Pathomechanism of autoimmune diseases

自己免疫疾患の病態機序

タグ
Mechanism / 機序High-yield / ポイント

1. Definition

Autoimmunity is an immune reaction against self (auto) antigens. Self-antigens exist in healthy people; cell turnover or injury (ischemia/necrosis) generates them. The core pathomechanism is loss of self-tolerance. Disorders are:

  • Organ-specific — response against one organ/cell type → localized damage.
  • Systemic — multisystem disease with many autoantibodies against many antigens.

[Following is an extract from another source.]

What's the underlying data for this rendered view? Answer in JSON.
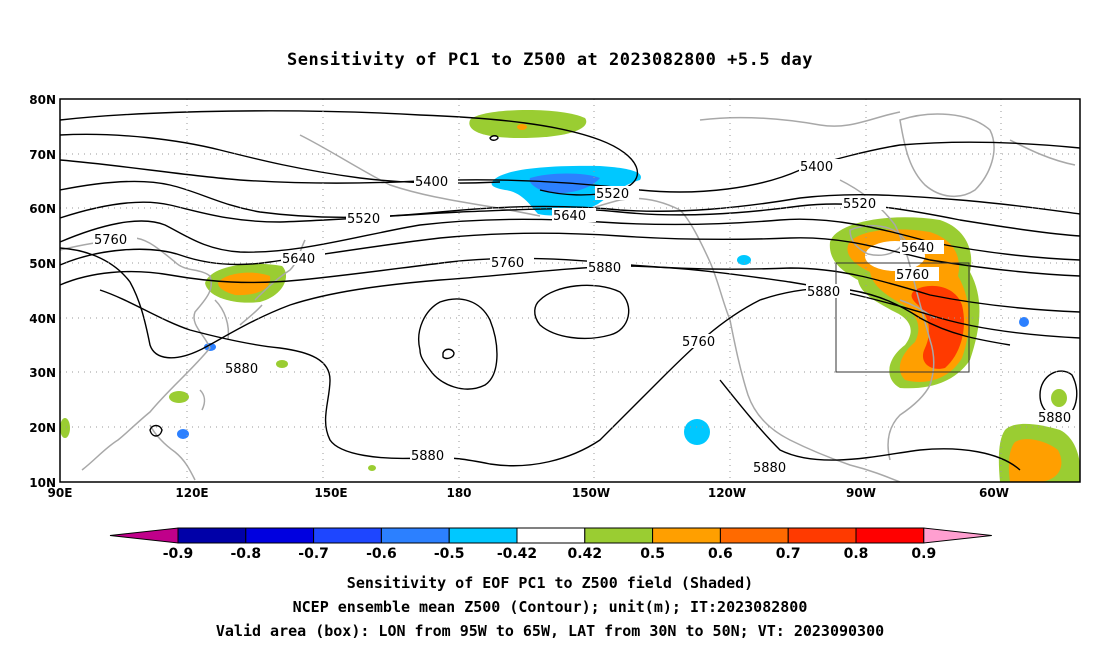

2. Immunological tolerance

Self-tolerance = lack of immune response to one’s own antigens, maintained by two mechanisms:

  • Central tolerance — deletion of self-reactive T/B lymphocytes during maturation in thymus / bone marrow. Thymic APCs present self-antigens on self-MHC; self-reactive immature T cells undergo apoptosis (negative selection); analogous editing for B cells.
  • Peripheral tolerance — eliminates self-reactive cells that escaped:
    • Anergy — inactivation when costimulation (e.g. B7) is absent.
    • Suppression by regulatory T cells (Treg) — cytokines (IL-10, TGF-β) suppress self-reactive responses.
    • Activation-induced cell death — repeated stimulation → Fas/FasL apoptosis.

3. Mechanisms breaking tolerance

  • Molecular mimicry — microbial epitopes cross-react with self (e.g. rheumatic heart disease after streptococcus).
  • Breakdown of T-cell anergy — infection/necrosis upregulates costimulatory molecules on APCs → ↑ T-cell activation.
  • Polyclonal activation (e.g. EBV).
  • Modification of self-molecules (drug/hapten, partial digestion) → neoantigens.

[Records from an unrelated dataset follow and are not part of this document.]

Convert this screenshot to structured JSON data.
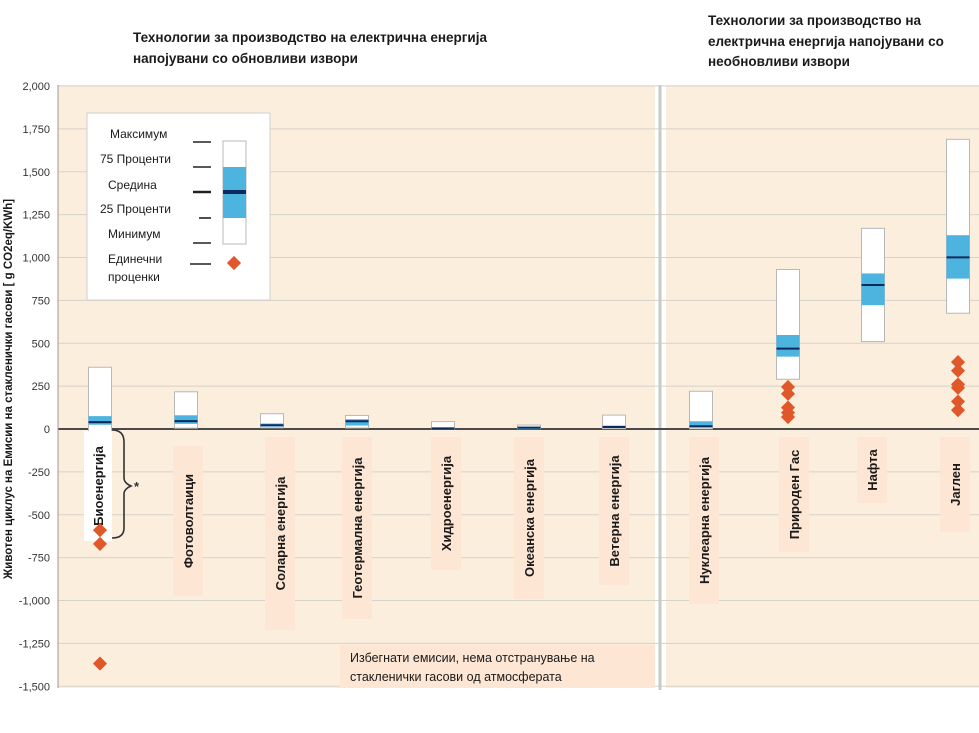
{
  "chart_data": {
    "type": "boxplot",
    "ylabel": "Животен циклус  на Емисии на стакленички гасови [ g CO2eq/KWh]",
    "ylim": [
      -1500,
      2000
    ],
    "yticks": [
      2000,
      1750,
      1500,
      1250,
      1000,
      750,
      500,
      250,
      0,
      -250,
      -500,
      -750,
      -1000,
      -1250,
      -1500
    ],
    "ytick_labels": [
      "2,000",
      "1,750",
      "1,500",
      "1,250",
      "1,000",
      "750",
      "500",
      "250",
      "0",
      "-250",
      "-500",
      "-750",
      "-1,000",
      "-1,250",
      "-1,500"
    ],
    "panels": [
      {
        "title_lines": [
          "Технологии за производство на електрична енергија",
          "напојувани со обновливи извори"
        ]
      },
      {
        "title_lines": [
          "Технологии за производство на",
          "електрична енергија напојувани со",
          "необновливи извори"
        ]
      }
    ],
    "legend": {
      "max": "Максимум",
      "p75": "75 Проценти",
      "median": "Средина",
      "p25": "25 Проценти",
      "min": "Минимум",
      "single_lines": [
        "Единечни",
        "проценки"
      ]
    },
    "series": [
      {
        "name": "Биоенергија",
        "panel": 0,
        "min": -633,
        "q1": 25,
        "median": 40,
        "q3": 75,
        "max": 360,
        "singles": [
          -590,
          -670,
          -1368
        ]
      },
      {
        "name": "Фотоволтаици",
        "panel": 0,
        "min": 5,
        "q1": 30,
        "median": 46,
        "q3": 80,
        "max": 217,
        "singles": []
      },
      {
        "name": "Соларна енергија",
        "panel": 0,
        "min": 7,
        "q1": 14,
        "median": 22,
        "q3": 32,
        "max": 89,
        "singles": []
      },
      {
        "name": "Геотермална енергија",
        "panel": 0,
        "min": 6,
        "q1": 20,
        "median": 45,
        "q3": 57,
        "max": 79,
        "singles": []
      },
      {
        "name": "Хидроенергија",
        "panel": 0,
        "min": 0,
        "q1": 3,
        "median": 4,
        "q3": 7,
        "max": 43,
        "singles": []
      },
      {
        "name": "Океанска енергија",
        "panel": 0,
        "min": 2,
        "q1": 6,
        "median": 8,
        "q3": 9,
        "max": 23,
        "singles": []
      },
      {
        "name": "Ветерна енергија",
        "panel": 0,
        "min": 2,
        "q1": 8,
        "median": 12,
        "q3": 20,
        "max": 81,
        "singles": []
      },
      {
        "name": "Нуклеарна енергија",
        "panel": 1,
        "min": 1,
        "q1": 8,
        "median": 16,
        "q3": 45,
        "max": 220,
        "singles": []
      },
      {
        "name": "Природен Гас",
        "panel": 1,
        "min": 290,
        "q1": 422,
        "median": 469,
        "q3": 548,
        "max": 930,
        "singles": [
          245,
          205,
          125,
          95,
          70
        ]
      },
      {
        "name": "Нафта",
        "panel": 1,
        "min": 510,
        "q1": 722,
        "median": 840,
        "q3": 907,
        "max": 1170,
        "singles": []
      },
      {
        "name": "Јаглен",
        "panel": 1,
        "min": 675,
        "q1": 877,
        "median": 1001,
        "q3": 1130,
        "max": 1689,
        "singles": [
          390,
          340,
          260,
          240,
          160,
          110
        ]
      }
    ],
    "bracket_marker": "*",
    "annotation_lines": [
      "Избегнати емисии, нема отстранување на",
      "стакленички гасови од атмосферата"
    ]
  }
}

4. Effector mechanisms & pathogenic factors

Tissue injury is mediated by autoantibodies (type II / III hypersensitivity) and T cells (type IV); immune-complex deposition is common. Th1/Th17 cytokines (IFN-γ, IL-17) drive chronic inflammation; dysregulated Treg permits autoimmunity.

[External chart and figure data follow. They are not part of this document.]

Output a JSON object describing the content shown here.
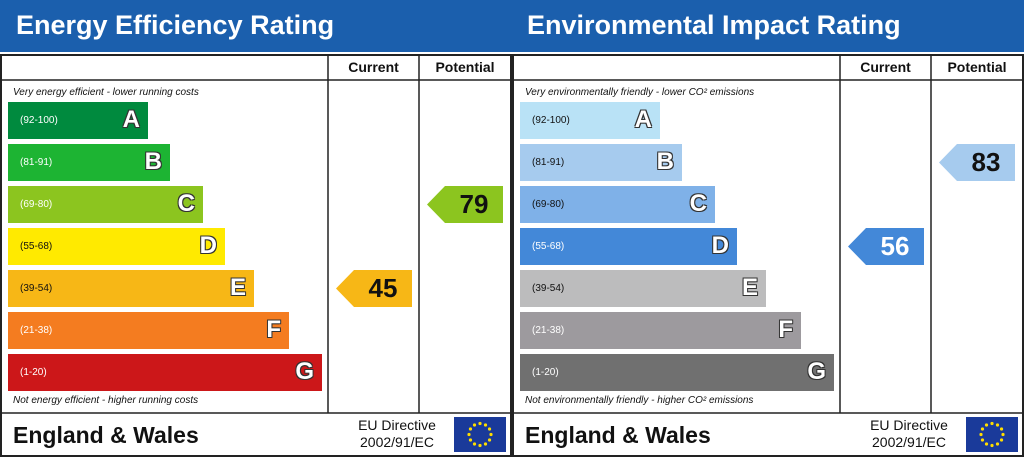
{
  "chart_data": [
    {
      "type": "bar",
      "title": "Energy Efficiency Rating",
      "columns": [
        "Current",
        "Potential"
      ],
      "top_note": "Very energy efficient - lower running costs",
      "bottom_note": "Not energy efficient - higher running costs",
      "bands": [
        {
          "range": "(92-100)",
          "letter": "A",
          "color": "#008a3e"
        },
        {
          "range": "(81-91)",
          "letter": "B",
          "color": "#1db433"
        },
        {
          "range": "(69-80)",
          "letter": "C",
          "color": "#8cc51f"
        },
        {
          "range": "(55-68)",
          "letter": "D",
          "color": "#ffea00"
        },
        {
          "range": "(39-54)",
          "letter": "E",
          "color": "#f7b716"
        },
        {
          "range": "(21-38)",
          "letter": "F",
          "color": "#f47c20"
        },
        {
          "range": "(1-20)",
          "letter": "G",
          "color": "#cc1719"
        }
      ],
      "current": {
        "value": 45,
        "band": "E",
        "color": "#f7b716"
      },
      "potential": {
        "value": 79,
        "band": "C",
        "color": "#8cc51f"
      }
    },
    {
      "type": "bar",
      "title": "Environmental Impact Rating",
      "columns": [
        "Current",
        "Potential"
      ],
      "top_note": "Very environmentally friendly - lower CO² emissions",
      "bottom_note": "Not environmentally friendly - higher CO² emissions",
      "bands": [
        {
          "range": "(92-100)",
          "letter": "A",
          "color": "#b9e2f6"
        },
        {
          "range": "(81-91)",
          "letter": "B",
          "color": "#a6cbee"
        },
        {
          "range": "(69-80)",
          "letter": "C",
          "color": "#7fb1e8"
        },
        {
          "range": "(55-68)",
          "letter": "D",
          "color": "#4388d8"
        },
        {
          "range": "(39-54)",
          "letter": "E",
          "color": "#bcbcbd"
        },
        {
          "range": "(21-38)",
          "letter": "F",
          "color": "#9d9a9e"
        },
        {
          "range": "(1-20)",
          "letter": "G",
          "color": "#707070"
        }
      ],
      "current": {
        "value": 56,
        "band": "D",
        "color": "#4388d8"
      },
      "potential": {
        "value": 83,
        "band": "B",
        "color": "#a6cbee"
      }
    }
  ],
  "footer": {
    "region": "England & Wales",
    "directive_line1": "EU Directive",
    "directive_line2": "2002/91/EC",
    "flag_icon": "eu-flag-icon"
  }
}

Pathogenic factors: genetics (familial clustering, HLA association, gene polymorphism — CTLA-4, PTPN22), infections (antigen release), UV radiation, smoking (molecule modification), and gender (hormonal — female predominance).

Organ-specific Systemic
Autoimmune hemolytic anemia, ITP, pernicious anemia, myasthenia gravis, Graves, Goodpasture, T1DM, MS, Hashimoto, Crohn’s SLE, rheumatoid arthritis, systemic sclerosis, Sjögren, polyarteritis nodosa, inflammatory myopathies

💡 High-yield: Autoimmunity = loss of self-tolerance. Central tolerance = thymic/marrow negative selection; peripheral = anergy, Treg suppression, Fas apoptosis. Tolerance is broken by molecular mimicry, anergy breakdown, polyclonal activation, molecule modification. Risk: HLA + female sex + infection/UV/smoking. Effectors: autoantibodies (II/III) + T cells (IV).